Friday, January 13th, 2012

The other day God told me that Apple is the Dr. Pepper of the personal computer industry.

When I was young Dr. Pepper ran the “Be a Pepper” advertising campaign. When the campaign started it implored people to “be original” playing on Dr. Pepper’s underdog status to the colas that were the big kids on the soft drink block. The commercial’s were very successful both in that they were popular enough to become a pop-culture touchstone and in that they got a lot of people to either renew or begin a love affair (or sorts) with the product. In fact, they were so successful that the lyrics morphed from being about being original to be about joining the crowd. They had always showcased that lot’s of different people drinking the soda, but the lyrics added “there seems to be a Dr.
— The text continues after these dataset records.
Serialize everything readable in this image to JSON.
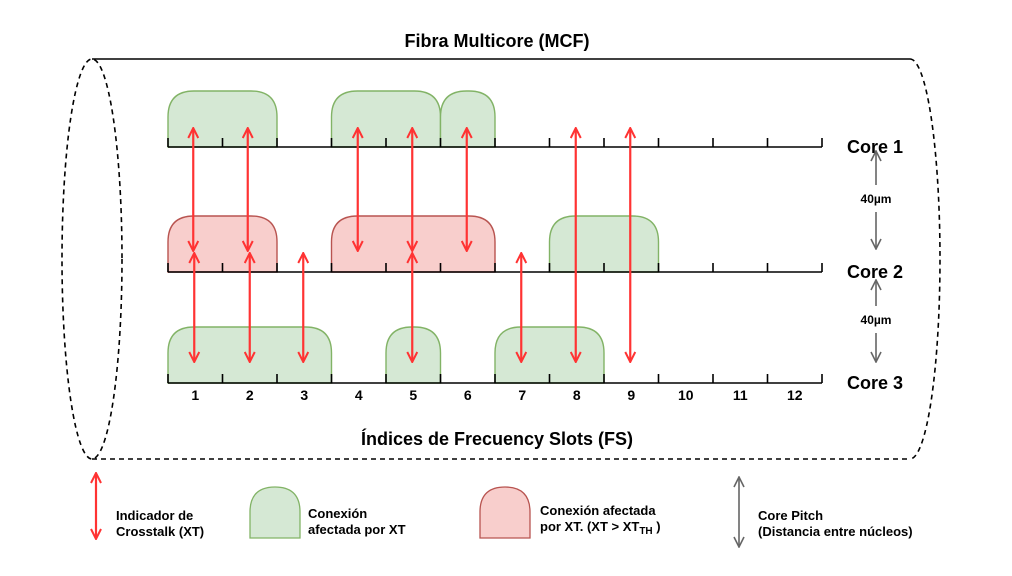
{
  "title": "Fibra Multicore (MCF)",
  "axis_label": "Índices de Frecuency Slots (FS)",
  "slot_indices": [
    "1",
    "2",
    "3",
    "4",
    "5",
    "6",
    "7",
    "8",
    "9",
    "10",
    "11",
    "12"
  ],
  "cores": [
    {
      "label": "Core 1"
    },
    {
      "label": "Core 2"
    },
    {
      "label": "Core 3"
    }
  ],
  "core_pitch_labels": [
    "40µm",
    "40µm"
  ],
  "connections": [
    {
      "core": 1,
      "start_slot": 1,
      "end_slot": 2,
      "status": "affected"
    },
    {
      "core": 1,
      "start_slot": 4,
      "end_slot": 5,
      "status": "affected"
    },
    {
      "core": 1,
      "start_slot": 6,
      "end_slot": 6,
      "status": "affected"
    },
    {
      "core": 2,
      "start_slot": 1,
      "end_slot": 2,
      "status": "affected_above_threshold"
    },
    {
      "core": 2,
      "start_slot": 4,
      "end_slot": 6,
      "status": "affected_above_threshold"
    },
    {
      "core": 2,
      "start_slot": 8,
      "end_slot": 9,
      "status": "affected"
    },
    {
      "core": 3,
      "start_slot": 1,
      "end_slot": 3,
      "status": "affected"
    },
    {
      "core": 3,
      "start_slot": 5,
      "end_slot": 5,
      "status": "affected"
    },
    {
      "core": 3,
      "start_slot": 7,
      "end_slot": 8,
      "status": "affected"
    }
  ],
  "crosstalk_indicators": [
    {
      "slot": 1,
      "from_core": 1,
      "to_core": 2
    },
    {
      "slot": 2,
      "from_core": 1,
      "to_core": 2
    },
    {
      "slot": 4,
      "from_core": 1,
      "to_core": 2
    },
    {
      "slot": 5,
      "from_core": 1,
      "to_core": 2
    },
    {
      "slot": 6,
      "from_core": 1,
      "to_core": 2
    },
    {
      "slot": 8,
      "from_core": 1,
      "to_core": 3
    },
    {
      "slot": 9,
      "from_core": 1,
      "to_core": 3
    },
    {
      "slot": 1,
      "from_core": 2,
      "to_core": 3
    },
    {
      "slot": 2,
      "from_core": 2,
      "to_core": 3
    },
    {
      "slot": 3,
      "from_core": 2,
      "to_core": 3
    },
    {
      "slot": 5,
      "from_core": 2,
      "to_core": 3
    },
    {
      "slot": 7,
      "from_core": 2,
      "to_core": 3
    }
  ],
  "legend": {
    "crosstalk": [
      "Indicador de",
      "Crosstalk (XT)"
    ],
    "affected": [
      "Conexión",
      "afectada por XT"
    ],
    "affected_threshold": [
      "Conexión afectada",
      "por XT.  (XT > XT",
      "TH",
      " )"
    ],
    "core_pitch": [
      "Core Pitch",
      "(Distancia entre núcleos)"
    ]
  },
  "colors": {
    "green_fill": "#d5e8d4",
    "green_stroke": "#82b366",
    "red_fill": "#f8cecc",
    "red_stroke": "#b85450",
    "arrow_red": "#ff3333",
    "pitch_gray": "#666666",
    "line": "#000000"
  }
}
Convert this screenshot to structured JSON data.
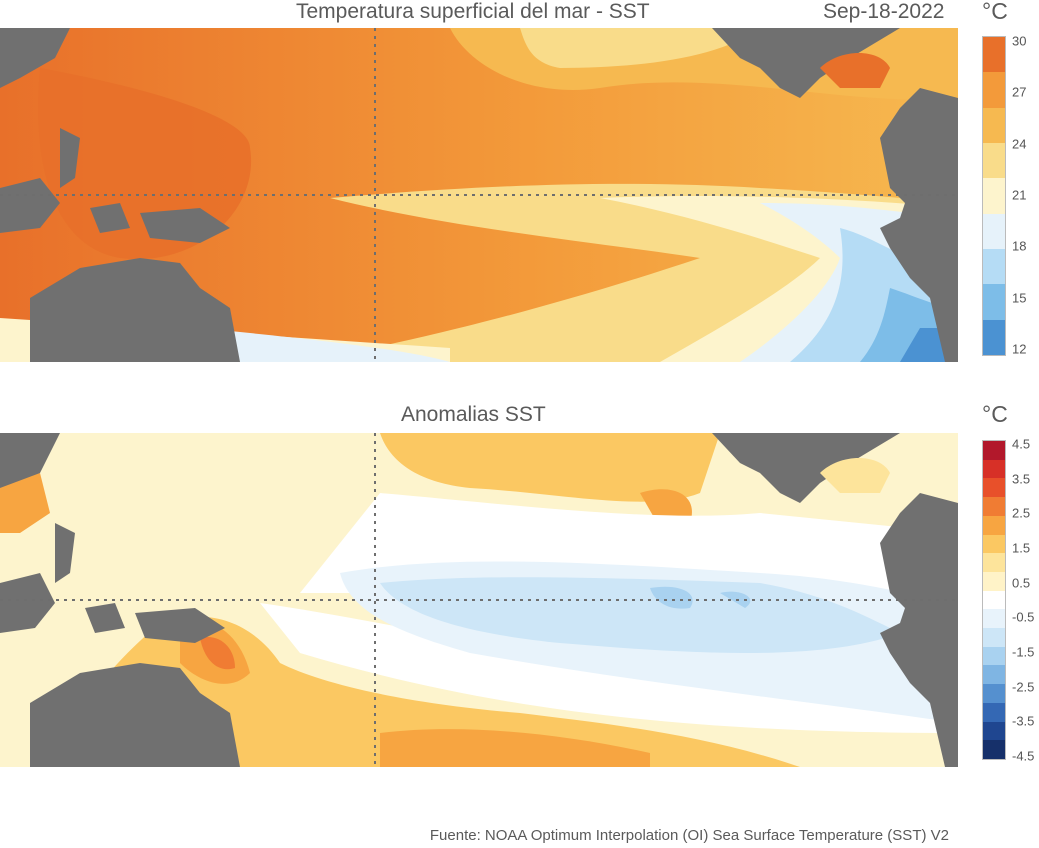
{
  "top_panel": {
    "title": "Temperatura superficial del mar - SST",
    "date": "Sep-18-2022",
    "unit": "°C",
    "colorbar_ticks": [
      "30",
      "27",
      "24",
      "21",
      "18",
      "15",
      "12"
    ],
    "colorbar_colors": [
      "#e8702a",
      "#f39a3a",
      "#f6b950",
      "#f9dc8a",
      "#fdf4cd",
      "#e6f2fa",
      "#b5dcf5",
      "#7dbde8",
      "#4b92d2"
    ]
  },
  "bottom_panel": {
    "title": "Anomalias SST",
    "unit": "°C",
    "colorbar_ticks": [
      "4.5",
      "3.5",
      "2.5",
      "1.5",
      "0.5",
      "-0.5",
      "-1.5",
      "-2.5",
      "-3.5",
      "-4.5"
    ],
    "colorbar_colors": [
      "#b2182b",
      "#d73027",
      "#e8502a",
      "#f07c33",
      "#f7a541",
      "#fbc862",
      "#fde49b",
      "#fff3c8",
      "#ffffff",
      "#e8f3fb",
      "#cde6f7",
      "#a9d2f0",
      "#7fb5e3",
      "#5590cf",
      "#3468b4",
      "#1f4690",
      "#16306a"
    ]
  },
  "land_color": "#707070",
  "gridline_color": "#6e6e6e",
  "source": "Fuente: NOAA Optimum Interpolation (OI) Sea Surface Temperature (SST) V2"
}
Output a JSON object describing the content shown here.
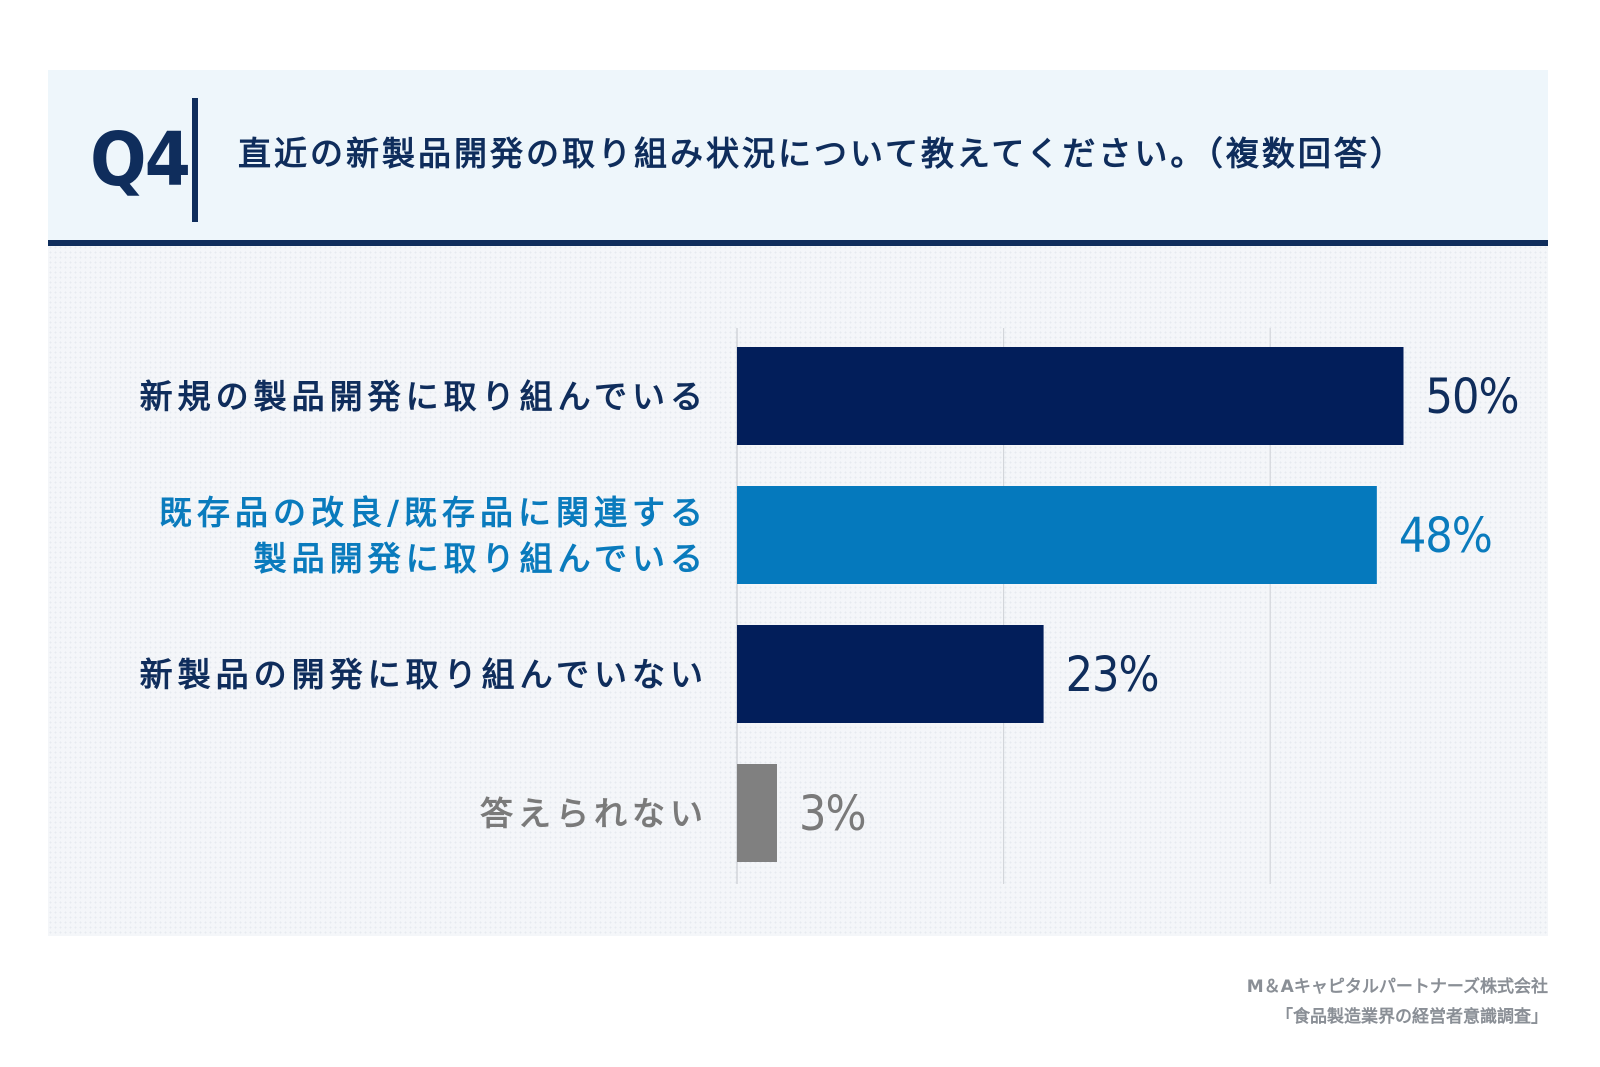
{
  "header": {
    "question_number": "Q4",
    "question_text": "直近の新製品開発の取り組み状況について教えてください。（複数回答）"
  },
  "chart_data": {
    "type": "bar",
    "orientation": "horizontal",
    "categories": [
      [
        "新規の製品開発に取り組んでいる"
      ],
      [
        "既存品の改良/既存品に関連する",
        "製品開発に取り組んでいる"
      ],
      [
        "新製品の開発に取り組んでいない"
      ],
      [
        "答えられない"
      ]
    ],
    "values": [
      50,
      48,
      23,
      3
    ],
    "value_labels": [
      "50%",
      "48%",
      "23%",
      "3%"
    ],
    "bar_colors": [
      "#021e5a",
      "#0579bd",
      "#021e5a",
      "#808080"
    ],
    "label_colors": [
      "#0f2d5c",
      "#0a7bbd",
      "#0f2d5c",
      "#7a7a7a"
    ],
    "xlim": [
      0,
      60
    ],
    "gridlines": [
      20,
      40
    ],
    "grid": true,
    "title": "",
    "xlabel": "",
    "ylabel": ""
  },
  "source": {
    "line1": "M＆Aキャピタルパートナーズ株式会社",
    "line2": "「食品製造業界の経営者意識調査」"
  }
}
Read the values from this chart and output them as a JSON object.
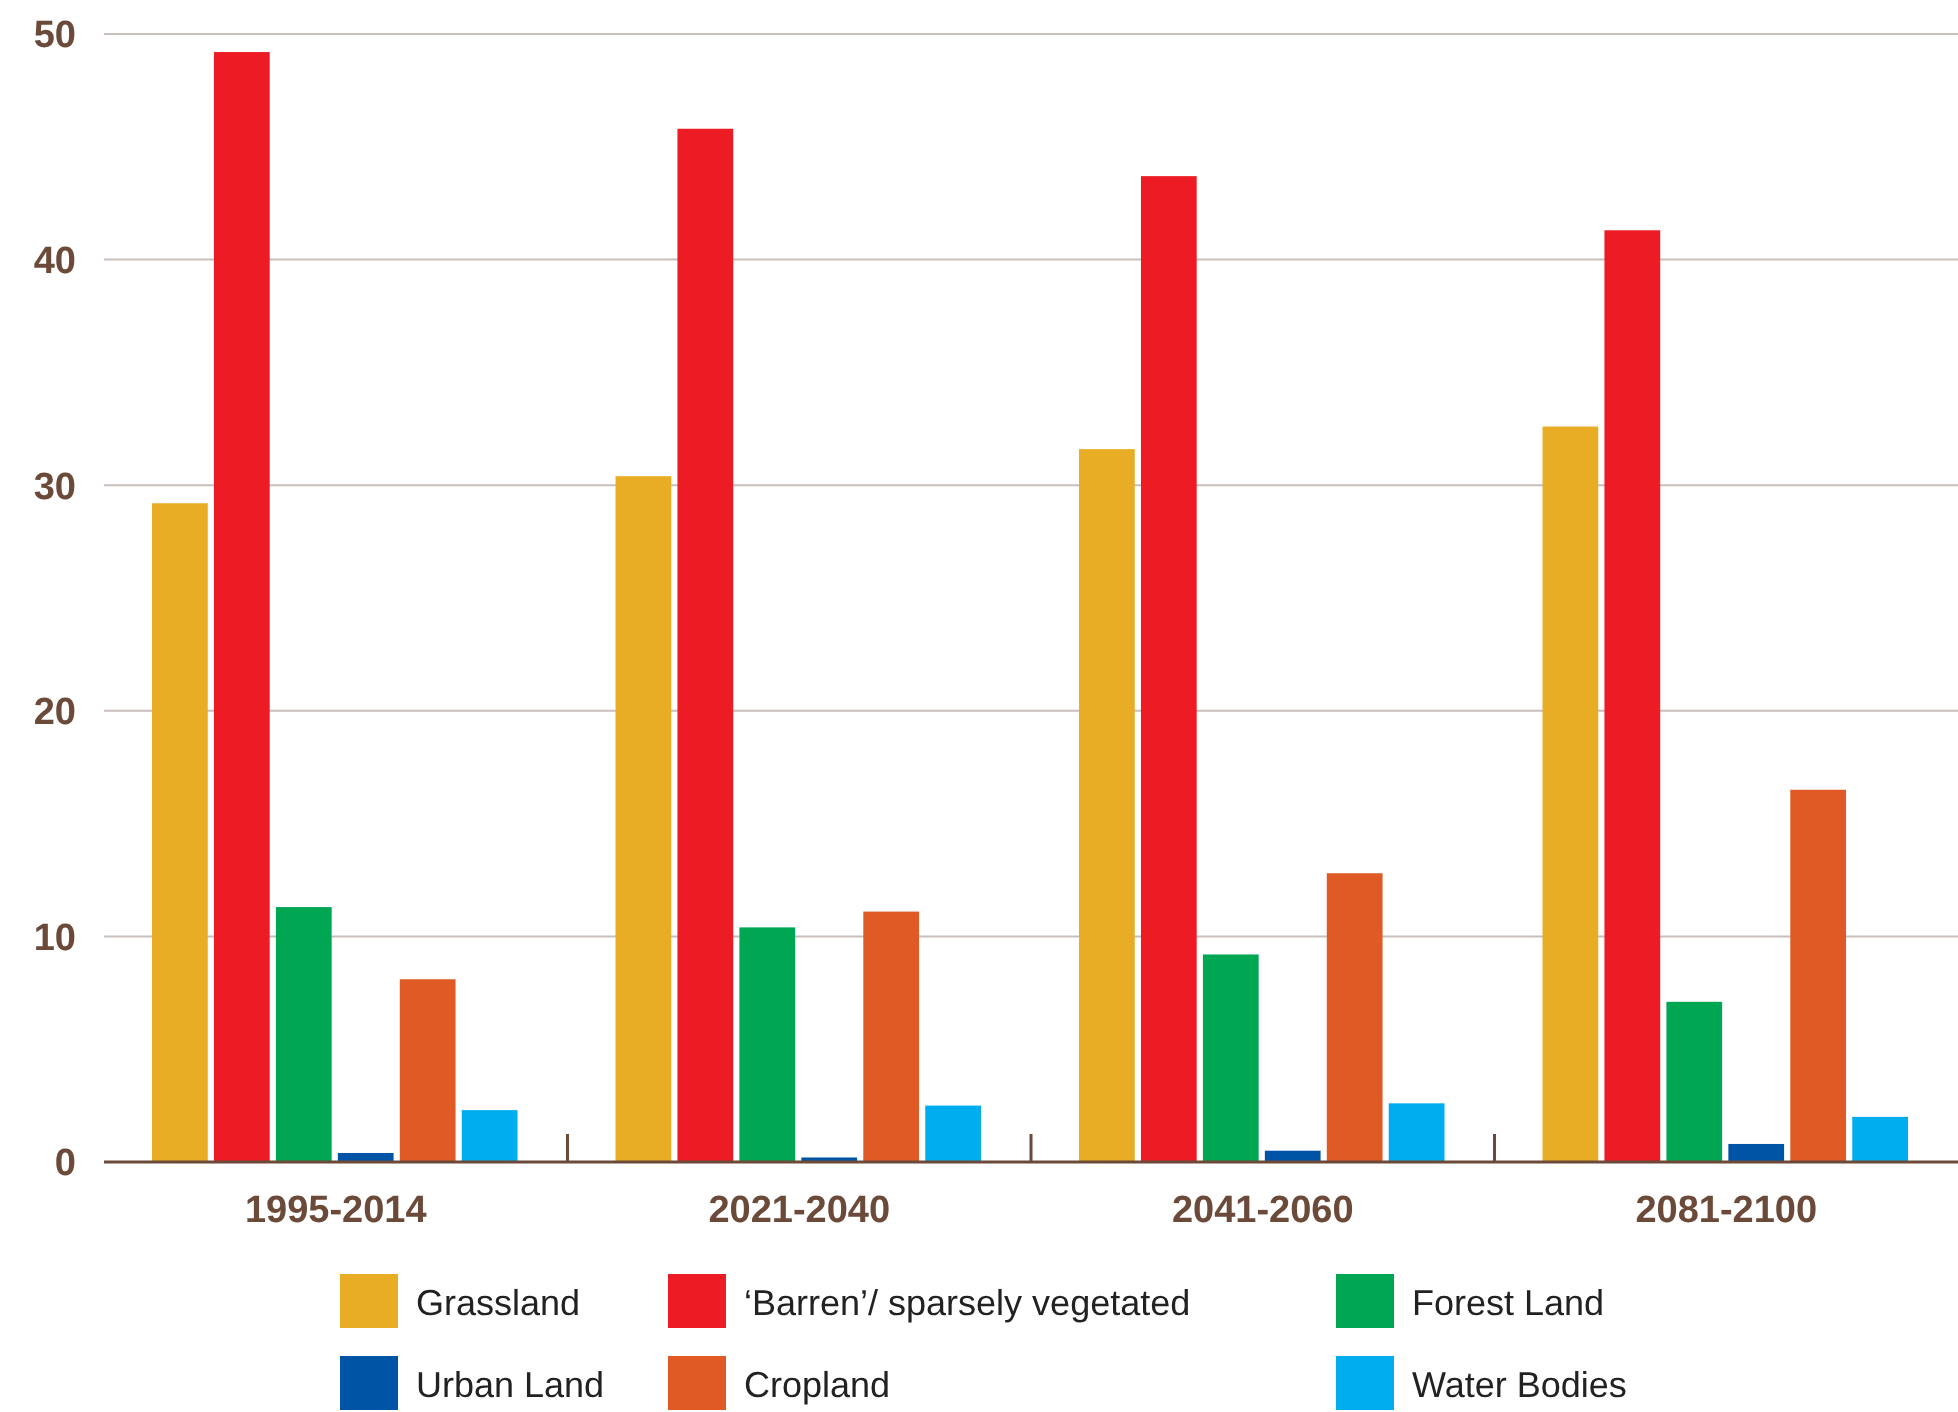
{
  "chart_data": {
    "type": "bar",
    "categories": [
      "1995-2014",
      "2021-2040",
      "2041-2060",
      "2081-2100"
    ],
    "series": [
      {
        "name": "Grassland",
        "color": "#e8ad25",
        "values": [
          29.2,
          30.4,
          31.6,
          32.6
        ]
      },
      {
        "name": "‘Barren’/ sparsely vegetated",
        "color": "#ed1c24",
        "values": [
          49.2,
          45.8,
          43.7,
          41.3
        ]
      },
      {
        "name": "Forest Land",
        "color": "#00a651",
        "values": [
          11.3,
          10.4,
          9.2,
          7.1
        ]
      },
      {
        "name": "Urban Land",
        "color": "#0054a6",
        "values": [
          0.4,
          0.2,
          0.5,
          0.8
        ]
      },
      {
        "name": "Cropland",
        "color": "#e05a26",
        "values": [
          8.1,
          11.1,
          12.8,
          16.5
        ]
      },
      {
        "name": "Water Bodies",
        "color": "#00aeef",
        "values": [
          2.3,
          2.5,
          2.6,
          2.0
        ]
      }
    ],
    "ylim": [
      0,
      50
    ],
    "yticks": [
      0,
      10,
      20,
      30,
      40,
      50
    ],
    "grid": "y",
    "legend": "bottom"
  }
}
Pepper craze,” and it was more than just Madison Ave. hyperbole.

Much like how Dr. Pepper beat Coca-Cola to market, Apple was selling “personal” computers (and their attendant operating systems) before IBM (and Microsoft). But like with the “Be a Pepper” ads, Apple’s “Think Different” ads played on their underdog status. Today, much like Dr. Pepper versus Coke and Pepsi, Apple is not the leading PC maker but seems to have all the momentum and mindshare.

So if you look around these days, and seem to feel an iPad craze, well maybe you’d like to join me in raising a glass of Dr. Pepper, toasting Apple’s success, and taking a moment to “Drink Different.”

Elections? Again?

Friday, January 6th, 2012

Well, here it is. Another year. 2012. And just like every other year it seems, it’s an election year here in the U.S.

Of course just because the election happens this year doesn’t mean that we haven’t already been in the throes of electioneering; we’ve had plenty of run up as one Republican hopeful after another has tried to push Mitt Romney out of the race.

God doesn’t like me to spend too much time worrying about, or talking about, our elections. After all, he points out, with the de facto two party system that our system unofficially forces it’s not like there’s much to choose between. The choices currently are bad and worse.

Speaking of “worse,” when I’m able to detach myself enough from the reality of it, it’s actually kind of fun to watch the Republican nominating race. The Republicans currently have a system of fielding two kinds of candidates: The insane. And those not actually insane but who know that they can’t get the nomination without somehow appealing to the significant faction of Republican voters that are. Yeah, the inmates may not be running the Republican Party, but the people that are running it know that they do so only by the suffrage of the inmates.